Houston's Kevin Kolb, 6-3, 220, has an NFL arm, good intangibles and makes good decisions. He's a take-charge guy who played in a passer-friendly offense that used the shotgun formation. He's a third-round prospect.
Drew Stanton, 6-3, 226, has nice skills, a strong and accurate arm and can throw on the run. Stanton doesn't force the ball into coverage and has some mobility, but he never played on a winning team at Michigan State and never took them to a bowl. The knock on Stanton is that he tends to hold the ball too long and will get rattled. Pauline says Stanton is a late-third, early-fourth round prospect.
Heisman Trophy winner Troy Smith, 6-0, 225, of Ohio State showed major improvement last year. He had a 30-6 touchdown to interception ratio. He's a good short to intermediate range passer whose deep arm is marginal at best. Pencil him in for the fourth or fifth rounds.
Nevada's Jeff Rowe, 6-5, 226, is a timing passer who would fit well in a West Coast offense.

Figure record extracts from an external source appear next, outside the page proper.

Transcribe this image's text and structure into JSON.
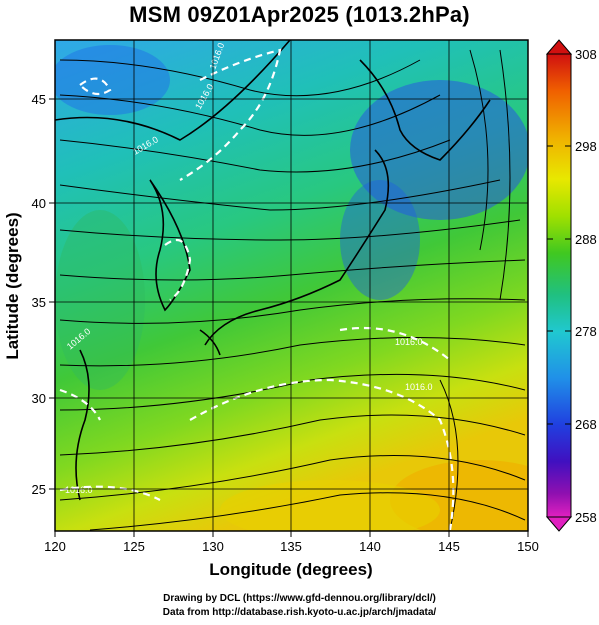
{
  "title": "MSM 09Z01Apr2025 (1013.2hPa)",
  "xlabel": "Longitude (degrees)",
  "ylabel": "Latitude  (degrees)",
  "xticks": [
    "120",
    "125",
    "130",
    "135",
    "140",
    "145",
    "150"
  ],
  "yticks": [
    "25",
    "30",
    "35",
    "40",
    "45"
  ],
  "colorbar": {
    "labels": [
      "308",
      "298",
      "288",
      "278",
      "268",
      "258"
    ],
    "colors": [
      "#d01010",
      "#f06000",
      "#f0b000",
      "#e8e800",
      "#a0e000",
      "#40c820",
      "#20c080",
      "#20c8d0",
      "#2090e8",
      "#2040e0",
      "#4010c0",
      "#9010b0",
      "#e020c0"
    ]
  },
  "contour_labels": [
    "1016.0",
    "1016.0",
    "1016.0",
    "1016.0",
    "1016.0",
    "1016.0",
    "1016.0"
  ],
  "credits": {
    "line1": "Drawing by DCL (https://www.gfd-dennou.org/library/dcl/)",
    "line2": "Data from http://database.rish.kyoto-u.ac.jp/arch/jmadata/"
  },
  "chart_data": {
    "type": "heatmap",
    "title": "MSM 09Z01Apr2025 (1013.2hPa)",
    "xlabel": "Longitude (degrees)",
    "ylabel": "Latitude  (degrees)",
    "xlim": [
      120,
      150
    ],
    "ylim": [
      22.4,
      47.6
    ],
    "colorbar_range": [
      258,
      308
    ],
    "colorbar_ticks": [
      308,
      298,
      288,
      278,
      268,
      258
    ],
    "grid": true,
    "contour_value": 1016.0
  }
}
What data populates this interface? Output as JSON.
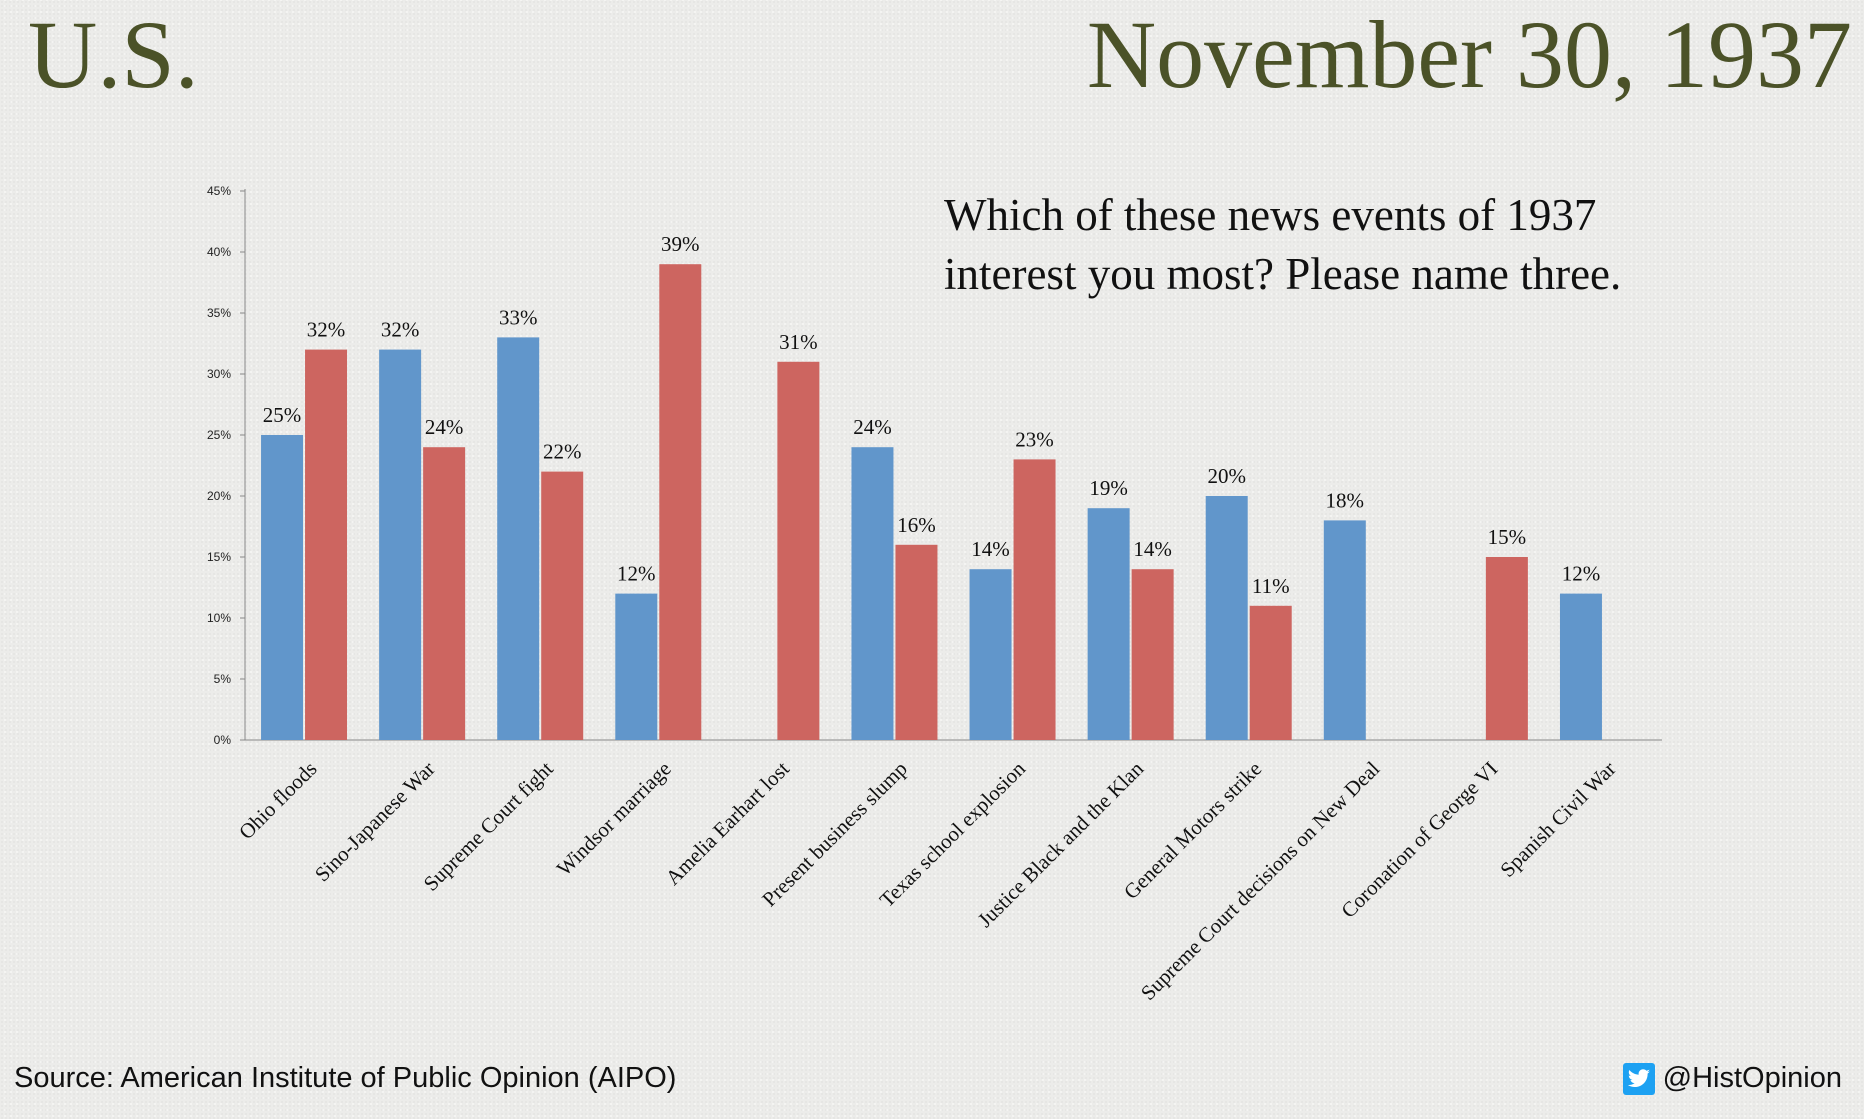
{
  "header": {
    "country": "U.S.",
    "date": "November 30, 1937"
  },
  "question": {
    "line1": "Which of these news events of 1937",
    "line2": "interest you most? Please name three."
  },
  "footer": {
    "source": "Source: American Institute of Public Opinion (AIPO)",
    "handle": "@HistOpinion"
  },
  "colors": {
    "series_a": "#6196cb",
    "series_b": "#cd6560",
    "title": "#4b5228"
  },
  "chart_data": {
    "type": "bar",
    "categories": [
      "Ohio floods",
      "Sino-Japanese War",
      "Supreme Court fight",
      "Windsor marriage",
      "Amelia Earhart lost",
      "Present business slump",
      "Texas school explosion",
      "Justice Black and the Klan",
      "General Motors strike",
      "Supreme Court decisions on New Deal",
      "Coronation of George VI",
      "Spanish Civil War"
    ],
    "series": [
      {
        "values": [
          25,
          32,
          33,
          12,
          null,
          24,
          14,
          19,
          20,
          18,
          null,
          12
        ]
      },
      {
        "values": [
          32,
          24,
          22,
          39,
          31,
          16,
          23,
          14,
          11,
          null,
          15,
          null
        ]
      }
    ],
    "ylim": [
      0,
      45
    ],
    "yticks": [
      "0%",
      "5%",
      "10%",
      "15%",
      "20%",
      "25%",
      "30%",
      "35%",
      "40%",
      "45%"
    ],
    "value_suffix": "%",
    "grid": false,
    "legend": "none"
  }
}
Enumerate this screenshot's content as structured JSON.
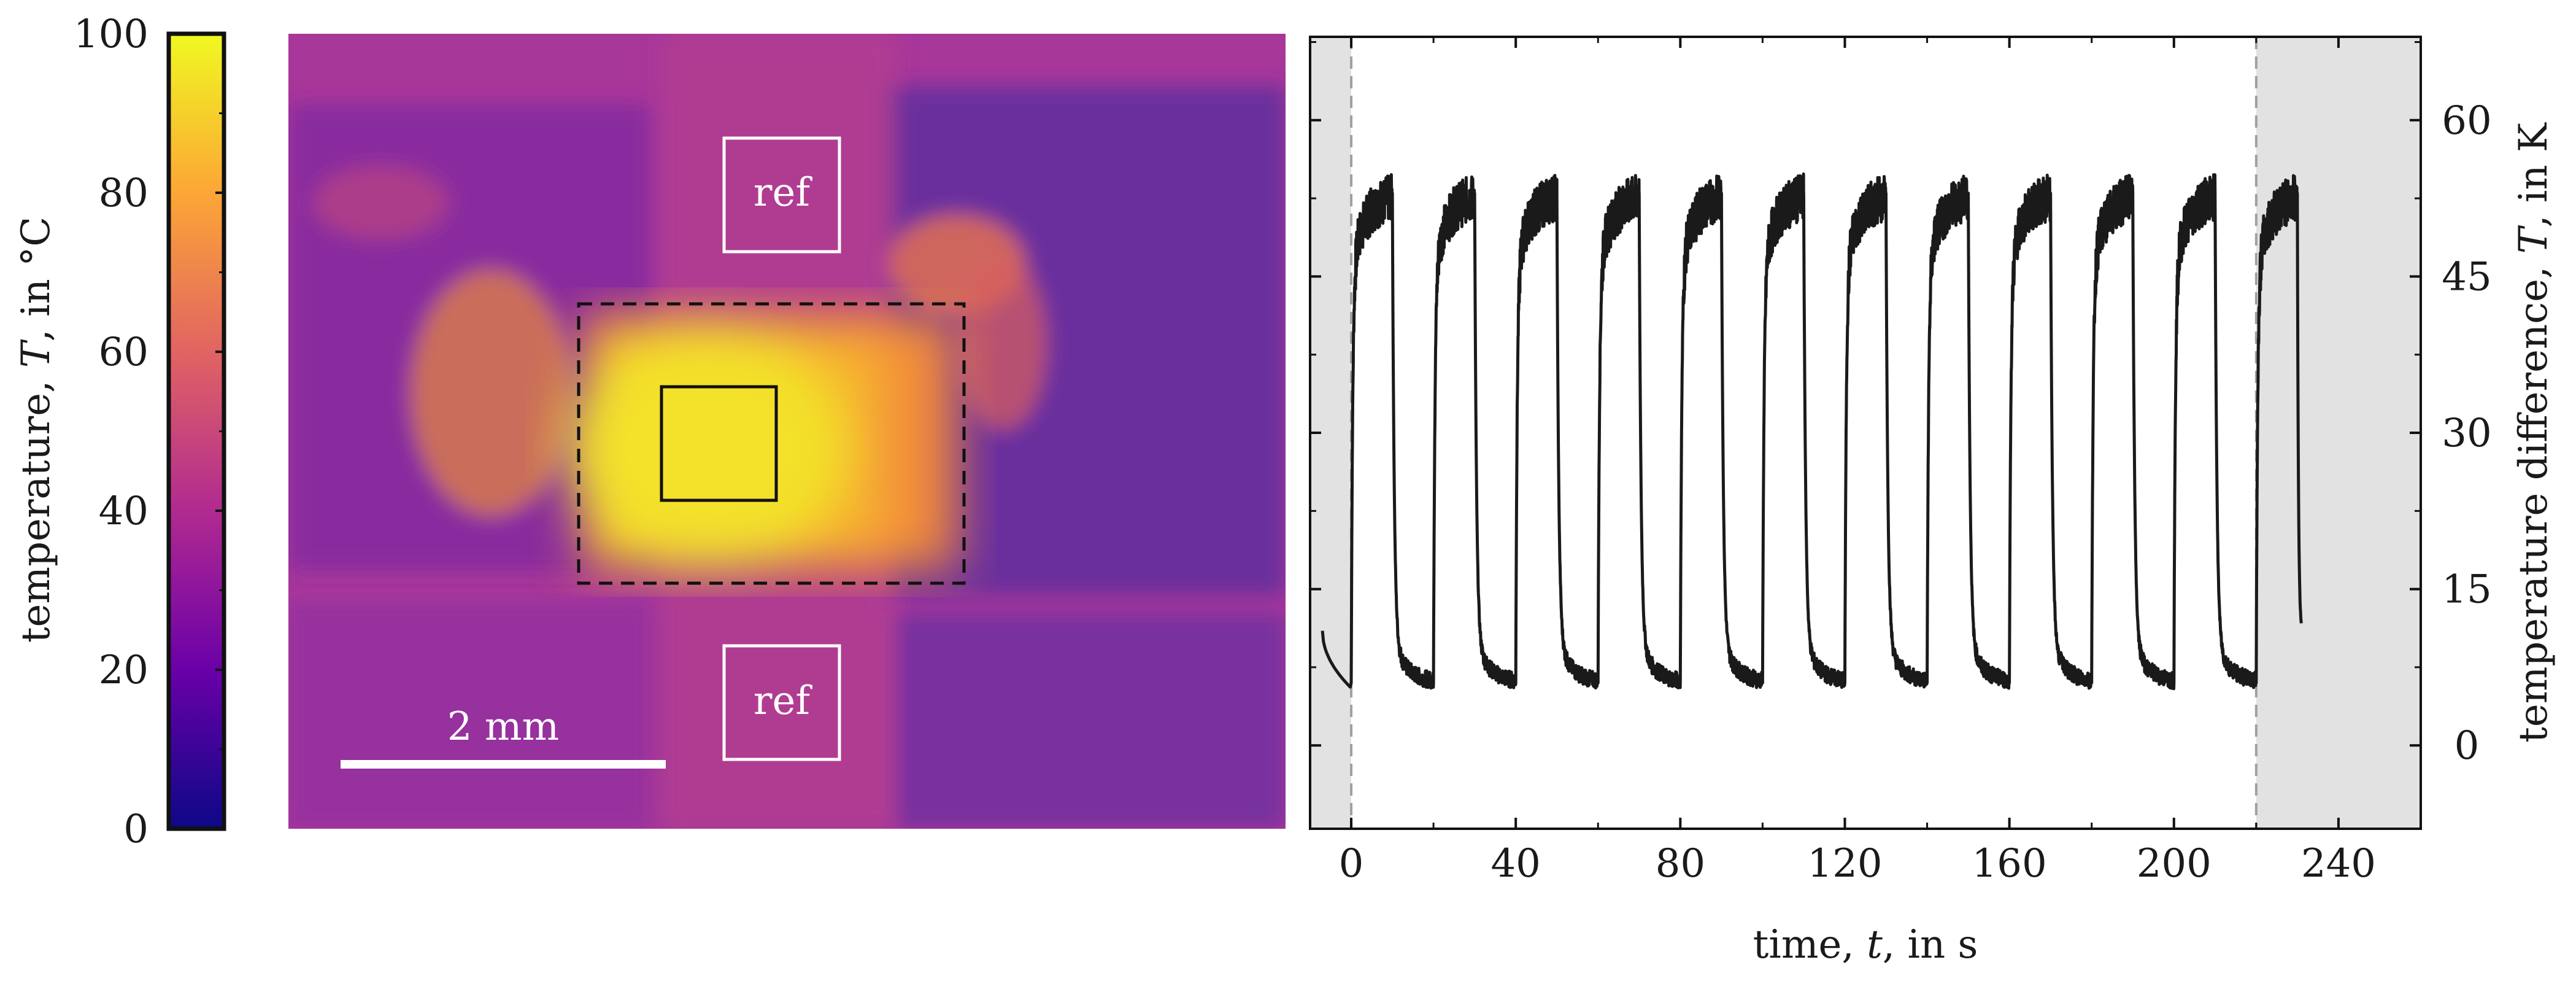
{
  "chart_data": [
    {
      "type": "heatmap",
      "colorbar": {
        "label_prefix": "temperature, ",
        "label_var": "T",
        "label_suffix": ", in °C",
        "range": [
          0,
          100
        ],
        "ticks": [
          "0",
          "20",
          "40",
          "60",
          "80",
          "100"
        ],
        "colormap": [
          "#0d0887",
          "#6a00a8",
          "#b12a90",
          "#e16462",
          "#fca636",
          "#f0f921"
        ]
      },
      "annotations": {
        "ref_top": "ref",
        "ref_bottom": "ref",
        "scale_bar": "2 mm"
      },
      "colors": {
        "background": "#a8379a",
        "hot_spot": "#f3e12a",
        "cool_region": "#5f2f9e"
      }
    },
    {
      "type": "line",
      "xlabel_prefix": "time, ",
      "xlabel_var": "t",
      "xlabel_suffix": ", in s",
      "ylabel_prefix": "temperature difference, ",
      "ylabel_var": "T",
      "ylabel_suffix": ", in K",
      "xlim": [
        -10,
        260
      ],
      "ylim": [
        -8,
        68
      ],
      "xticks": [
        "0",
        "40",
        "80",
        "120",
        "160",
        "200",
        "240"
      ],
      "yticks": [
        "0",
        "15",
        "30",
        "45",
        "60"
      ],
      "shaded_regions": [
        [
          -10,
          0
        ],
        [
          220,
          260
        ]
      ],
      "cycle": {
        "period_s": 20,
        "heating_s": 10,
        "first_on_s": 0,
        "cycles": 12,
        "high_K": [
          46,
          54
        ],
        "low_K": [
          6,
          8
        ],
        "start_K": 11,
        "end_K": 11,
        "end_t": 231
      },
      "colors": {
        "line": "#1a1a1a",
        "shade": "#e2e2e2",
        "boundary": "#a0a0a0"
      }
    }
  ]
}
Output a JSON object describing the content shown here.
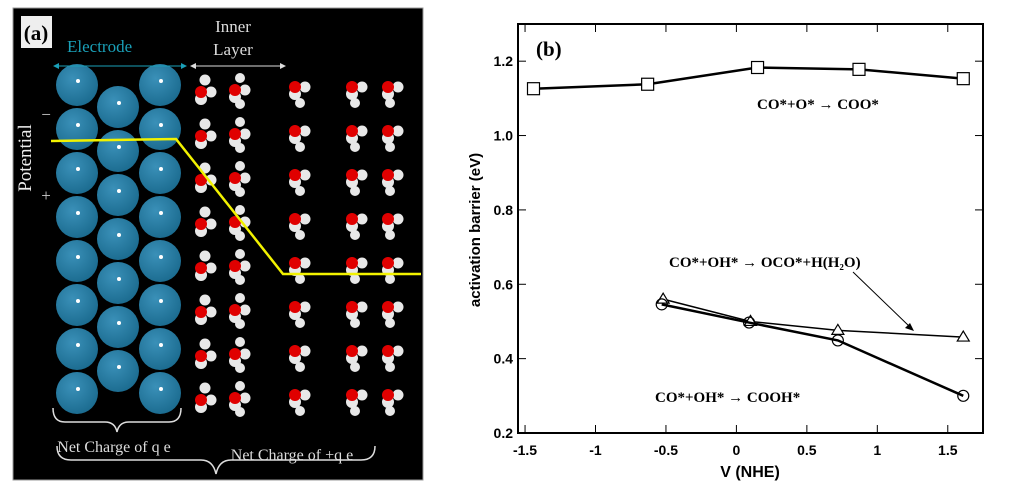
{
  "panel_a": {
    "label": "(a)",
    "electrode_label": "Electrode",
    "inner_layer_label_1": "Inner",
    "inner_layer_label_2": "Layer",
    "potential_label": "Potential",
    "minus_sign": "−",
    "plus_sign": "+",
    "net_charge_electrode": "Net Charge of q e",
    "net_charge_water": "Net Charge of +q e",
    "colors": {
      "background": "#000000",
      "electrode_atom": "#1a6a8e",
      "oxygen": "#e00000",
      "hydrogen": "#e8e8e8",
      "potential_line": "#f2f200",
      "electrode_text": "#1aa0b8"
    }
  },
  "chart_data": {
    "type": "line",
    "panel_label": "(b)",
    "title": "",
    "xlabel": "V (NHE)",
    "ylabel": "activation barrier (eV)",
    "xlim": [
      -1.55,
      1.75
    ],
    "ylim": [
      0.2,
      1.3
    ],
    "xticks": [
      -1.5,
      -1,
      -0.5,
      0,
      0.5,
      1,
      1.5
    ],
    "xtick_labels": [
      "-1.5",
      "-1",
      "-0.5",
      "0",
      "0.5",
      "1",
      "1.5"
    ],
    "yticks": [
      0.2,
      0.4,
      0.6,
      0.8,
      1.0,
      1.2
    ],
    "ytick_labels": [
      "0.2",
      "0.4",
      "0.6",
      "0.8",
      "1.0",
      "1.2"
    ],
    "grid": false,
    "series": [
      {
        "name": "CO*+O* → COO*",
        "marker": "square",
        "x": [
          -1.44,
          -0.63,
          0.15,
          0.87,
          1.61
        ],
        "y": [
          1.126,
          1.138,
          1.183,
          1.178,
          1.153
        ]
      },
      {
        "name": "CO*+OH* → OCO*+H(H₂O)",
        "marker": "triangle",
        "x": [
          -0.52,
          0.1,
          0.72,
          1.61
        ],
        "y": [
          0.56,
          0.5,
          0.476,
          0.458
        ]
      },
      {
        "name": "CO*+OH* → COOH*",
        "marker": "circle",
        "x": [
          -0.53,
          0.09,
          0.72,
          1.61
        ],
        "y": [
          0.546,
          0.497,
          0.449,
          0.3
        ]
      }
    ],
    "annotations": [
      "CO*+O* → COO*",
      "CO*+OH* → OCO*+H(H₂O)",
      "CO*+OH* → COOH*"
    ]
  }
}
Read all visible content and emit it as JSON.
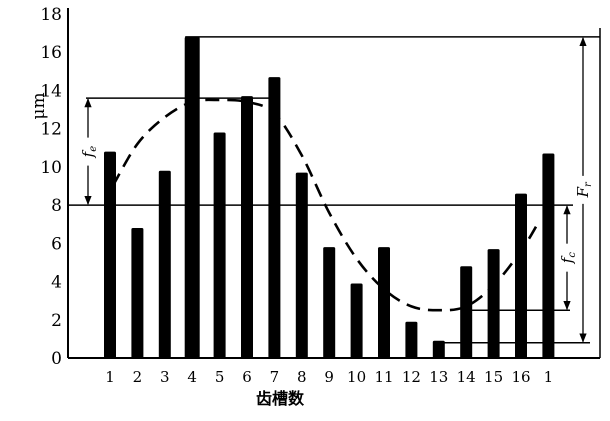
{
  "chart_data": {
    "type": "bar",
    "title": "",
    "xlabel": "齿槽数",
    "ylabel": "μm",
    "ylim": [
      0,
      18
    ],
    "yticks": [
      0,
      2,
      4,
      6,
      8,
      10,
      12,
      14,
      16,
      18
    ],
    "grid": false,
    "categories": [
      "1",
      "2",
      "3",
      "4",
      "5",
      "6",
      "7",
      "8",
      "9",
      "10",
      "11",
      "12",
      "13",
      "14",
      "15",
      "16",
      "1"
    ],
    "values": [
      10.8,
      6.8,
      9.8,
      16.8,
      11.8,
      13.7,
      14.7,
      9.7,
      5.8,
      3.9,
      5.8,
      1.9,
      0.9,
      4.8,
      5.7,
      8.6,
      10.7
    ],
    "curve": {
      "style": "dashed",
      "x": [
        1.1,
        2,
        3,
        4,
        5,
        6,
        7,
        8,
        9,
        10,
        11,
        12,
        13,
        14,
        15,
        16,
        16.6
      ],
      "y": [
        9.0,
        11.2,
        12.6,
        13.4,
        13.5,
        13.4,
        12.8,
        10.6,
        7.6,
        5.2,
        3.6,
        2.7,
        2.5,
        2.7,
        3.8,
        5.6,
        7.0
      ]
    },
    "reference_levels": [
      16.8,
      13.6,
      8.0,
      2.5,
      0.8
    ],
    "annotations": [
      {
        "text": "f",
        "sub": "e",
        "from": 8.0,
        "to": 13.6,
        "side": "left"
      },
      {
        "text": "f",
        "sub": "c",
        "from": 2.5,
        "to": 8.0,
        "side": "right"
      },
      {
        "text": "F",
        "sub": "r",
        "from": 0.8,
        "to": 16.8,
        "side": "right"
      }
    ]
  }
}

Rowe has solid fundamentals, finds the open receiver and can improvise. Injuries have held him back and he's played poorly under pressure. He's a fifth-round prospect.
Isaiah Stanback, 6-2, 216, of Washington is a tremendous athlete with a live arm. He showed a lot of progress as a senior until a foot injury ended his season in October. Stanback is a fifth-round or sixth-round prospect.
John Beck, 6-2, 215, of BYU is an intelligent, accurate passer with better than average arm strength. He doesn't make the bad throw; sixth or seventh round.
Jordan Palmer, 6-5, 230, of UTEP is a pocket passer who knows where his receivers are. The younger brother of Carson Palmer is tough and will play hurt. The knock on Palmer is that he constantly puts the ball up for grabs. He's a seventh-round prospect.
Jared Zabransky of Boise State, Justin Rascati of James Madison and Toby Korrodi of Central Missouri State could sneak into the late rounds.